El llanto había sido largo tiempo contenido y ahora Mary no podía parar. Rob la abrazó. Tumbados y con la cabeza de ella en su hombro, comenzó a besar su rostro húmedo y después su boca, suave y acogedora, con el mismo sabor que recordaba. Le acarició la espalda y el encantador hueco de la base de su espina dorsal, y después, mientras sus besos se ahondaban, le tocó la lengua con su lengua y buscó a tientas bajo la ropa interior.
Mary lloraba otra vez, pero estaba abierta a sus dedos y extendió las piernas para aceptarlo.
Más que pasión, Rob sentía una abrumadora consideración por ella y un profundo agradecimiento. Su unión fue un tierno y delicado balanceo en el que apenas se movieron. Siguió y siguió, siguió y siguió, hasta que terminó exquisitamente para él; en el empeño de curarla se había curado a si mismo, en el intento de consolarla se había consolado, más para darle placer tuvo que ayudarse con la mano.
La mantuvo abrazada y le habló en voz baja, contándole como eran Ispahán y el Yehuddiyyeh, la madraza y el hospital Ibn Sina. Y le habló de sus amigos, el musulmán y el judío, Mirdin y Karim.
—¿Están casados?
—Mirdin tiene esposa. Karim tiene montones de mujeres.
Se quedaron dormidos, absortos el uno en el otro.
Rob despertó con las luces grises del amanecer por el crujido de una silla de montar, el lento golpetear de cascos en el camino polvoriento, una tos, y hombres que hablaban mientras sus cabalgaduras iban al paso.

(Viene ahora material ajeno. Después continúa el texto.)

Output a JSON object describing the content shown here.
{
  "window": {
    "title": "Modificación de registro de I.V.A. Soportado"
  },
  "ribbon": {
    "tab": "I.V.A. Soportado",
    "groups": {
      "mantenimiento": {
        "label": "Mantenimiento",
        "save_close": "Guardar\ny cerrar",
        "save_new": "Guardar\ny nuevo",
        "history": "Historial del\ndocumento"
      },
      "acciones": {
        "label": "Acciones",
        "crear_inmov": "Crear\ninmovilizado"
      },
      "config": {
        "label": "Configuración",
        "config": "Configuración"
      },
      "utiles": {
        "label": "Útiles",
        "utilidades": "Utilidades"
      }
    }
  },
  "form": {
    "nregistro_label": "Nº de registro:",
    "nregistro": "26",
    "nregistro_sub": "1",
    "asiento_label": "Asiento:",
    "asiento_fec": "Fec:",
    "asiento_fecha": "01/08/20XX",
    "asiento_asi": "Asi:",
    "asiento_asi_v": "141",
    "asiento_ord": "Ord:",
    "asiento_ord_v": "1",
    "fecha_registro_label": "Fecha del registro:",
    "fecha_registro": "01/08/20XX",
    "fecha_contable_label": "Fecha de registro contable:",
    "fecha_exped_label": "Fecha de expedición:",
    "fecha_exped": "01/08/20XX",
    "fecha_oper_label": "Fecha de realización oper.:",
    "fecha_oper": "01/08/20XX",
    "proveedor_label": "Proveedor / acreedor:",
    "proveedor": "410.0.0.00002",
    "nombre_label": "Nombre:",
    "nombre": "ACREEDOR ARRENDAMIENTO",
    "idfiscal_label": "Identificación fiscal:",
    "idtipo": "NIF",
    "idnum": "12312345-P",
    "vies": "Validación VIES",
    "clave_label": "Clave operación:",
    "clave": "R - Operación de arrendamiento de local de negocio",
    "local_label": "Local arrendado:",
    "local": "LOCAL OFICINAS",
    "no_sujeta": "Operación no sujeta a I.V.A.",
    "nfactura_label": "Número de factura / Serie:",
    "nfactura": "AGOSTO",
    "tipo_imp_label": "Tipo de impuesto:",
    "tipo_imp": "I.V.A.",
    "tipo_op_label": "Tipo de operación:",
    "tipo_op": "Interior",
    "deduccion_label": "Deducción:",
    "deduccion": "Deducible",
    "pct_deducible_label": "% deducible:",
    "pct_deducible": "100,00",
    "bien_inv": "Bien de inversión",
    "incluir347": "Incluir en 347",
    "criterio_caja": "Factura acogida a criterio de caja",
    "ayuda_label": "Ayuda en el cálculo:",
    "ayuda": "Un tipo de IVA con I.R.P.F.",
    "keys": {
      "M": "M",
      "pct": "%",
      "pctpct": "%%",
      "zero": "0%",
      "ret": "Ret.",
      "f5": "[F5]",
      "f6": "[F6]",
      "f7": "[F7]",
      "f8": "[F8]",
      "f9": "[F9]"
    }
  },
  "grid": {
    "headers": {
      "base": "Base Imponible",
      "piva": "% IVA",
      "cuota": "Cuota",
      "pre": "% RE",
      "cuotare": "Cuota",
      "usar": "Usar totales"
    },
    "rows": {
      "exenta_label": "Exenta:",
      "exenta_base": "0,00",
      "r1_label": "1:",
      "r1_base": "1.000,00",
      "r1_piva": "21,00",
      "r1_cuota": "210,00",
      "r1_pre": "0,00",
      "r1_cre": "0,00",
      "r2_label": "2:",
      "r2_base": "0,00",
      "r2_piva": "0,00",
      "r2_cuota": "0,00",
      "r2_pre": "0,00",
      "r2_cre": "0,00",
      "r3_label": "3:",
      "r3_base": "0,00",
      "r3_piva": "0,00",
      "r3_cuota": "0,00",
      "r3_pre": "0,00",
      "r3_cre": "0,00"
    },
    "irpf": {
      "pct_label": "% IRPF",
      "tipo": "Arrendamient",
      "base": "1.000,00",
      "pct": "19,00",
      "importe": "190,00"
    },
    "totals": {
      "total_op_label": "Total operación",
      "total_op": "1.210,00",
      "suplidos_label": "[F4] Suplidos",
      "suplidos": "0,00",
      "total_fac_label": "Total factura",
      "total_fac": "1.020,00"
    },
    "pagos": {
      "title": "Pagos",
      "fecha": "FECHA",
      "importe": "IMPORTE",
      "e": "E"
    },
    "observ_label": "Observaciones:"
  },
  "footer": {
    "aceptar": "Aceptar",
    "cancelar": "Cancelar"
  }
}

Por encima del hombro de Mary atisbó a través de los matorrales que separaban su escondrijo del camino y vio pasar una fuerza de soldados de caballería. Tenían un aspecto feroz, y llevaban las mismas espadas orientales que los hombres de Ala, aunque también portaban arcos más cortos que la variedad persa. Su ropa era andrajosa y los turbantes otrora blancos se veían oscuros de sudor y tierra; exudaban un hedor que Rob percibió desde donde estaba, aterrado, a la espera de que uno de sus caballos lo delatara o que uno de los jinetes desviara la vista hacia los matorrales y los descubriera.
Apareció ante sus ojos una cara conocida: Hadad Khan, el irascible embajador seljucí que se había presentado en la corte del sha Ala.
Por tanto, eran seljucíes. Y cabalgando junto al encanecido Hadad Khan apareció otra figura conocida, la del
mullah
Musa Ibn Abbas, edecán jefe del imán Mirza-aboul Qandrasseh, el visir persa.
Rob vio a otros seis
mullahs
y contó noventa y seis soldados a caballo. No había manera de saber cuántos habían pasado mientras dormían.
Su caballo y el de Mary no relincharon ni produjeron ningún sonido que revelara su presencia. Finalmente, pasó el último seljucí, y Rob se atrevió a respirar, atento a la debilitación de los sonidos que producían.
Poco más tarde, despertó a su esposa con un beso, levantó el campamento en un santiamén y se pusieron en camino, porque ahora tenía una razón para darse prisa.